The upshot for using a die to thread a rod:
  • Make sure the rod is the correct size. Check Machinery's Handbook for the size thread you'll be cutting (or spelunk on the web -- die manufacturers list the best sizes)
  • Cut a lead-in on the rod, just about equal to the minor diameter of the thread and a couple of thread pitches long. This will help the die get started straight.
  • Make a die holder that'll go into a Jacob's chuck in your tail stock. Put it in the chuck lightly, so it can slide in and out. Use that to keep the die straight.
And -- all of the above will make a pretty straight thread, but if it needs to be really straight and you're not trying to thread something super long and thin, single-point turn it.
 
I bought several sizes of threaded rod. 2/56 , 3/48, 4/40, and 10/32. Threading a couple of inches or less is no problem. I turn the stock for 65% of thread instead of 75%. This helps a lot. I would rather buy 36" lengths of threaded rod than threading with a die. Do not recall the costs but was inexpensive. I may bought the pieces from Micro Fasteners.
 
  • Make sure the rod is the correct size. Check Machinery's Handbook for the size thread you'll be cutting (or spelunk on the web -- die manufacturers list the best sizes)
  • Cut a lead-in on the rod, just about equal to the minor diameter of the thread and a couple of thread pitches long. This will help the die get started straight.
  • Make a die holder that'll go into a Jacob's chuck in your tail stock. Put it in the chuck lightly, so it can slide in and out. Use that to keep the die straight.
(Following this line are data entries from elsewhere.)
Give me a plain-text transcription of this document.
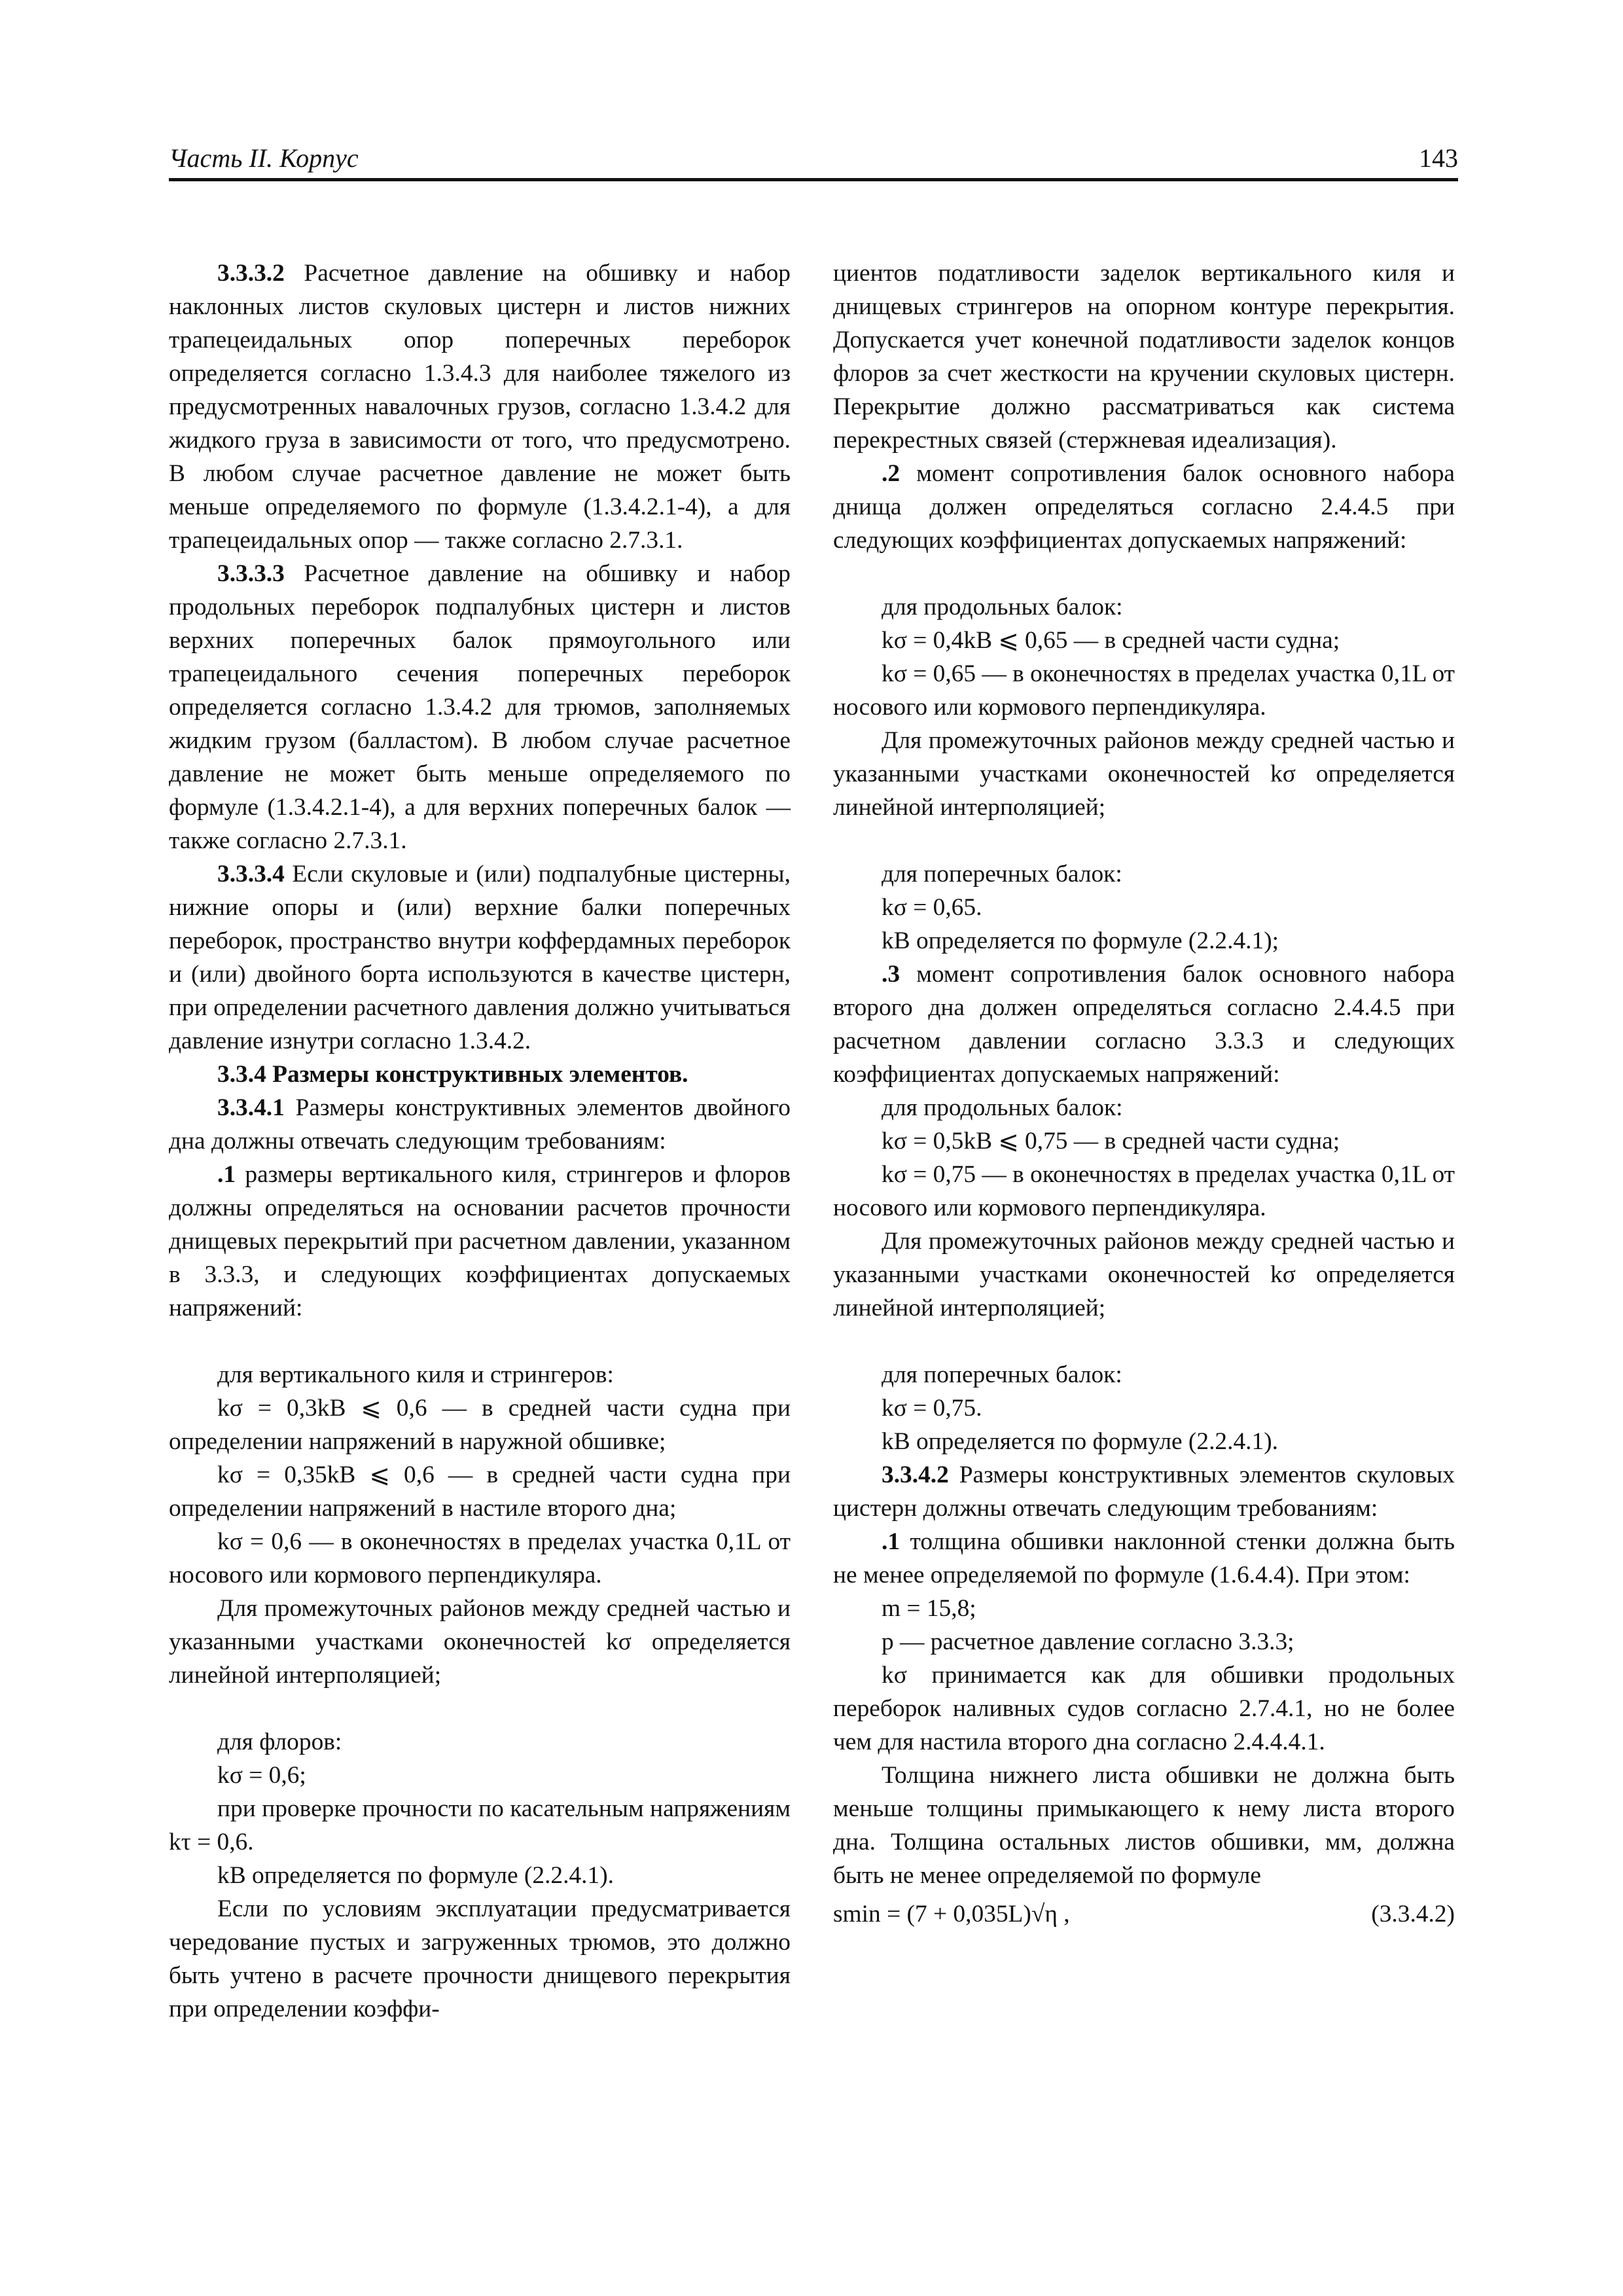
Часть II. Корпус	143

3.3.3.2 Расчетное давление на обшивку и набор наклонных листов скуловых цистерн и листов нижних трапецеидальных опор поперечных переборок определяется согласно 1.3.4.3 для наиболее тяжелого из предусмотренных навалочных грузов, согласно 1.3.4.2 для жидкого груза в зависимости от того, что предусмотрено. В любом случае расчетное давление не может быть меньше определяемого по формуле (1.3.4.2.1-4), а для трапецеидальных опор — также согласно 2.7.3.1.

3.3.3.3 Расчетное давление на обшивку и набор продольных переборок подпалубных цистерн и листов верхних поперечных балок прямоугольного или трапецеидального сечения поперечных переборок определяется согласно 1.3.4.2 для трюмов, заполняемых жидким грузом (балластом). В любом случае расчетное давление не может быть меньше определяемого по формуле (1.3.4.2.1-4), а для верхних поперечных балок — также согласно 2.7.3.1.

3.3.3.4 Если скуловые и (или) подпалубные цистерны, нижние опоры и (или) верхние балки поперечных переборок, пространство внутри коффердамных переборок и (или) двойного борта используются в качестве цистерн, при определении расчетного давления должно учитываться давление изнутри согласно 1.3.4.2.

3.3.4 Размеры конструктивных элементов.

3.3.4.1 Размеры конструктивных элементов двойного дна должны отвечать следующим требованиям:

.1 размеры вертикального киля, стрингеров и флоров должны определяться на основании расчетов прочности днищевых перекрытий при расчетном давлении, указанном в 3.3.3, и следующих коэффициентах допускаемых напряжений:

для вертикального киля и стрингеров:

kσ = 0,3kB ⩽ 0,6 — в средней части судна при определении напряжений в наружной обшивке;

kσ = 0,35kB ⩽ 0,6 — в средней части судна при определении напряжений в настиле второго дна;

kσ = 0,6 — в оконечностях в пределах участка 0,1L от носового или кормового перпендикуляра.

Для промежуточных районов между средней частью и указанными участками оконечностей kσ определяется линейной интерполяцией;

для флоров:

kσ = 0,6;

при проверке прочности по касательным напряжениям kτ = 0,6.

kB определяется по формуле (2.2.4.1).

Если по условиям эксплуатации предусматривается чередование пустых и загруженных трюмов, это должно быть учтено в расчете прочности днищевого перекрытия при определении коэффи-

циентов податливости заделок вертикального киля и днищевых стрингеров на опорном контуре перекрытия. Допускается учет конечной податливости заделок концов флоров за счет жесткости на кручении скуловых цистерн. Перекрытие должно рассматриваться как система перекрестных связей (стержневая идеализация).

.2 момент сопротивления балок основного набора днища должен определяться согласно 2.4.4.5 при следующих коэффициентах допускаемых напряжений:

для продольных балок:

kσ = 0,4kB ⩽ 0,65 — в средней части судна;

kσ = 0,65 — в оконечностях в пределах участка 0,1L от носового или кормового перпендикуляра.

Для промежуточных районов между средней частью и указанными участками оконечностей kσ определяется линейной интерполяцией;

для поперечных балок:

kσ = 0,65.

kB определяется по формуле (2.2.4.1);

.3 момент сопротивления балок основного набора второго дна должен определяться согласно 2.4.4.5 при расчетном давлении согласно 3.3.3 и следующих коэффициентах допускаемых напряжений:

для продольных балок:

kσ = 0,5kB ⩽ 0,75 — в средней части судна;

kσ = 0,75 — в оконечностях в пределах участка 0,1L от носового или кормового перпендикуляра.

Для промежуточных районов между средней частью и указанными участками оконечностей kσ определяется линейной интерполяцией;

для поперечных балок:

kσ = 0,75.

kB определяется по формуле (2.2.4.1).

3.3.4.2 Размеры конструктивных элементов скуловых цистерн должны отвечать следующим требованиям:

.1 толщина обшивки наклонной стенки должна быть не менее определяемой по формуле (1.6.4.4). При этом:

m = 15,8;

p — расчетное давление согласно 3.3.3;

kσ принимается как для обшивки продольных переборок наливных судов согласно 2.7.4.1, но не более чем для настила второго дна согласно 2.4.4.4.1.

Толщина нижнего листа обшивки не должна быть меньше толщины примыкающего к нему листа второго дна. Толщина остальных листов обшивки, мм, должна быть не менее определяемой по формуле

smin = (7 + 0,035L)√η ,	(3.3.4.2)
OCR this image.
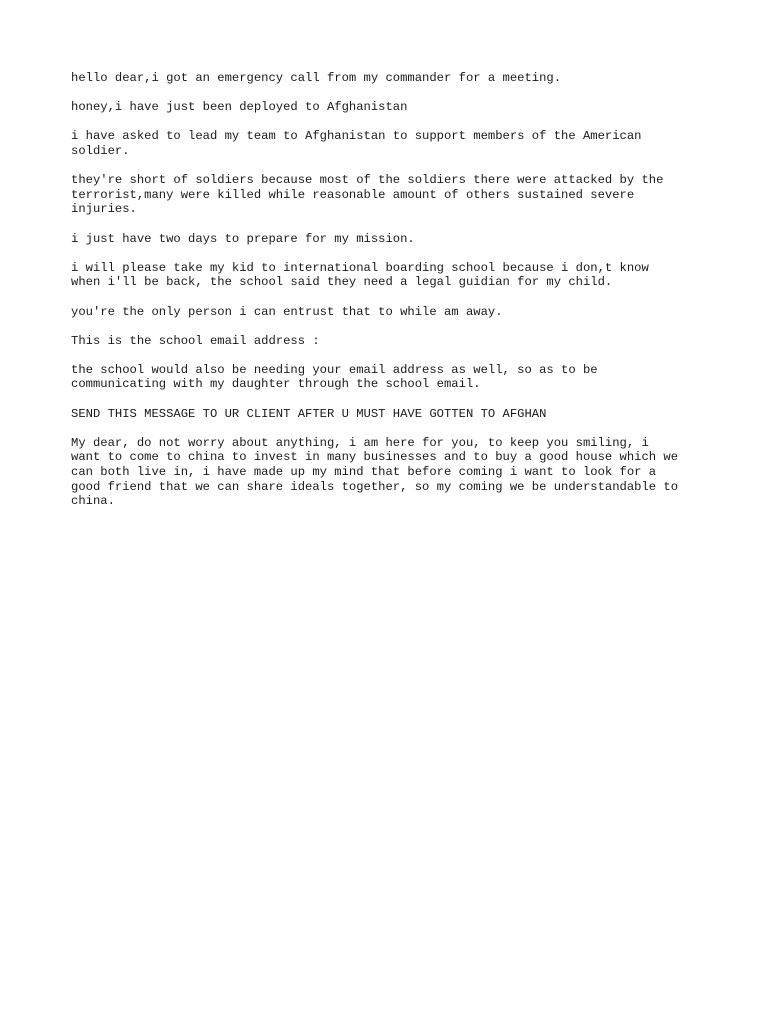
hello dear,i got an emergency call from my commander for a meeting.

honey,i have just been deployed to Afghanistan

i have asked to lead my team to Afghanistan to support members of the American
soldier.

they're short of soldiers because most of the soldiers there were attacked by the
terrorist,many were killed while reasonable amount of others sustained severe
injuries.

i just have two days to prepare for my mission.

i will please take my kid to international boarding school because i don,t know
when i'll be back, the school said they need a legal guidian for my child.

you're the only person i can entrust that to while am away.

This is the school email address :

the school would also be needing your email address as well, so as to be
communicating with my daughter through the school email.

SEND THIS MESSAGE TO UR CLIENT AFTER U MUST HAVE GOTTEN TO AFGHAN

My dear, do not worry about anything, i am here for you, to keep you smiling, i
want to come to china to invest in many businesses and to buy a good house which we
can both live in, i have made up my mind that before coming i want to look for a
good friend that we can share ideals together, so my coming we be understandable to
china.
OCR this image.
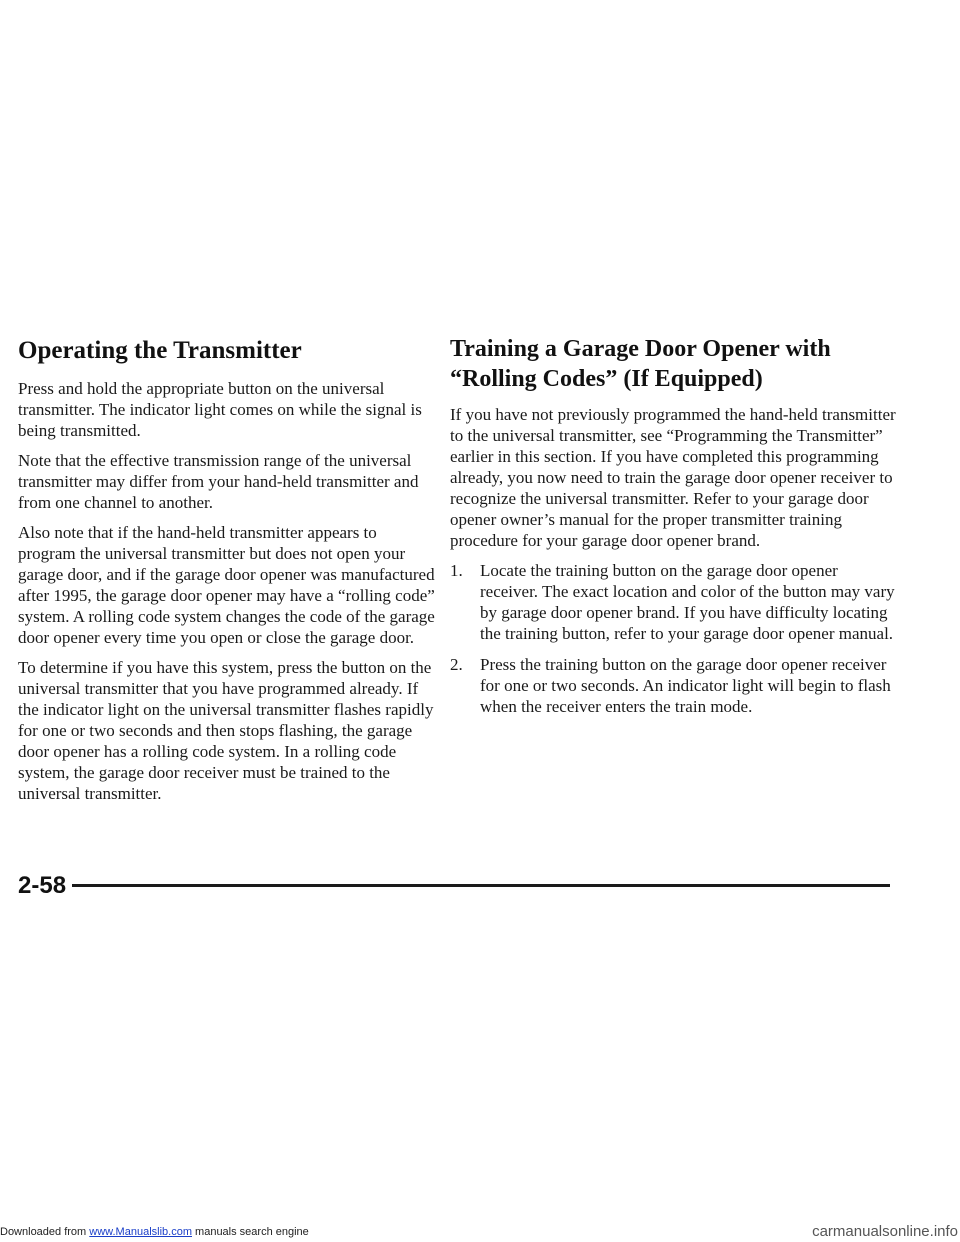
Operating the Transmitter

Press and hold the appropriate button on the universal transmitter. The indicator light comes on while the signal is being transmitted.

Note that the effective transmission range of the universal transmitter may differ from your hand-held transmitter and from one channel to another.

Also note that if the hand-held transmitter appears to program the universal transmitter but does not open your garage door, and if the garage door opener was manufactured after 1995, the garage door opener may have a “rolling code” system. A rolling code system changes the code of the garage door opener every time you open or close the garage door.

To determine if you have this system, press the button on the universal transmitter that you have programmed already. If the indicator light on the universal transmitter flashes rapidly for one or two seconds and then stops flashing, the garage door opener has a rolling code system. In a rolling code system, the garage door receiver must be trained to the universal transmitter.

Training a Garage Door Opener with “Rolling Codes” (If Equipped)

If you have not previously programmed the hand-held transmitter to the universal transmitter, see “Programming the Transmitter” earlier in this section. If you have completed this programming already, you now need to train the garage door opener receiver to recognize the universal transmitter. Refer to your garage door opener owner’s manual for the proper transmitter training procedure for your garage door opener brand.

1. Locate the training button on the garage door opener receiver. The exact location and color of the button may vary by garage door opener brand. If you have difficulty locating the training button, refer to your garage door opener manual.
2. Press the training button on the garage door opener receiver for one or two seconds. An indicator light will begin to flash when the receiver enters the train mode.
2-58
Downloaded from www.Manualslib.com manuals search engine	carmanualsonline.info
I think that is good advice, bullit point 2 was probably my main mistake.
My die holder maybe not the best choice for small size.

I would add
  • do not use bad to machine stock
  • use tapping fluid, if not available at least some oil. ( the difference from dry to oil to special fluid I find very noticeable )
Bad cheap die was another point. ( I bought a cheap set long time ago, there was nothing esle available back then. Half of the dies are damaged, the other half I never used, because of their odd sizes )
The more expensive ones not only look nicer, they also worked much better.

For the cylinder rod a proper sized shoulder bolt with the head cut off, then changed to accomodate the cross head pin can be a good solution, if you do not want to machine everything from scratch.